This is my latest painting! I'm a smitten kitten. With each painting I complete, I feel a little bit braver and a little more confident. Now that I'm getting back into the rhythm of painting again, I can feel the ideas tingling on my fingertips.
Part of me wanted to call this series of paintings, "Ten Years Later". There wasn't really a definitive stopping point for my painting (and as I mentioned earlier, I did do a few pieces here and there), but it was probably a full ten years since I solidly worked with painting as my main medium. I've thought a lot about the hiatus. It really didn't click until one of my teachers from high school posted a picture of a painting I had done for her. Up until that point, I didn't really have that extensive of an art background. Most of my inspiration came from books, things I saw on TV, or comic books. We weren't really the type of family to go to museums on vacations and while I did go to a few art galleries, a lot of them specialized in regional pastoral artwork (think palm trees and beaches). So what I painted was a figure, usually a female with flowing hair, with a floaty Starry Night-like background. I painted these non-stop.
And then I went to art school.
I won't say that they told me what to paint, but I distinctively remember one of my instructors laughing at one of my paintings and gathering everyone around it and saying, "And this students is the definitive, angsty humanoid figure floating in space... except this one has hair!" It was crushing at the time, because I felt ridiculed. But I didn't really have a frame of reference and once I had learned more about common art themes and worked with hormonal teenagers, I discovered that this is indeed a popular subject matter. What I came to find out was that this is common, because it is really a universal concept... especially in recent decades. It's all about the search for Self and the raw emotion felt in the presence of the unknown. The humanoid is usually this hairless, nondescript figure that represents the artist... usually as an idealized form. And once I had this realization, I thought it was juvenile and I laughed at my old paintings. Because supposedly since I discovered this little nugget of wisdom, I thought I knew more about the world and art and the need for humans to make art.

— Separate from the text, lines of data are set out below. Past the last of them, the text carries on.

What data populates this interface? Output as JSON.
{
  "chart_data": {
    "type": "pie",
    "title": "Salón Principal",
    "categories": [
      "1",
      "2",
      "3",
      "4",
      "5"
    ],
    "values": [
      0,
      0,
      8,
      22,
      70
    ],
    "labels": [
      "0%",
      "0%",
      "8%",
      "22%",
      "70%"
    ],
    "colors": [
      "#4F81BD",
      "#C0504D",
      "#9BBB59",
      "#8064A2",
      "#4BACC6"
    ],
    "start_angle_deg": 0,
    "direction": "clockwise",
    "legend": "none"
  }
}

And so... I won't say that they told me what to paint, but "art crushes" are just as common as the floating humanoid. An art crush is basically when you see art you fall in love with or work with an instructor that you admire and your work starts to take on that flavor. This isn't necessarily a bad thing; it's one way that people learn. Over the next four years, I worked with a lot of artists interested in minimalism, geometry, abstraction, theory, and situational art. And while it was really educational and a wonderful experience, my head was chock full o'nuts at the end. And those ten years were in a way, a period of forgetting.
What I came to unearth, particularly through working on these paintings, is that that search for Self never really ends. So what I once laughed at, I now cherish. For it is a window into that search for a place in this Universe. These characters in my floating world are pieced together from bits of ideas and emotions and dreams. I do think these paintings are better than my older ones, but that's just because I've had time to practice and hone my technique and incorporate a few tricks. Ultimately, the core is not so far removed from that boy putting paint to canvas, trying to figure things out, and find his voice.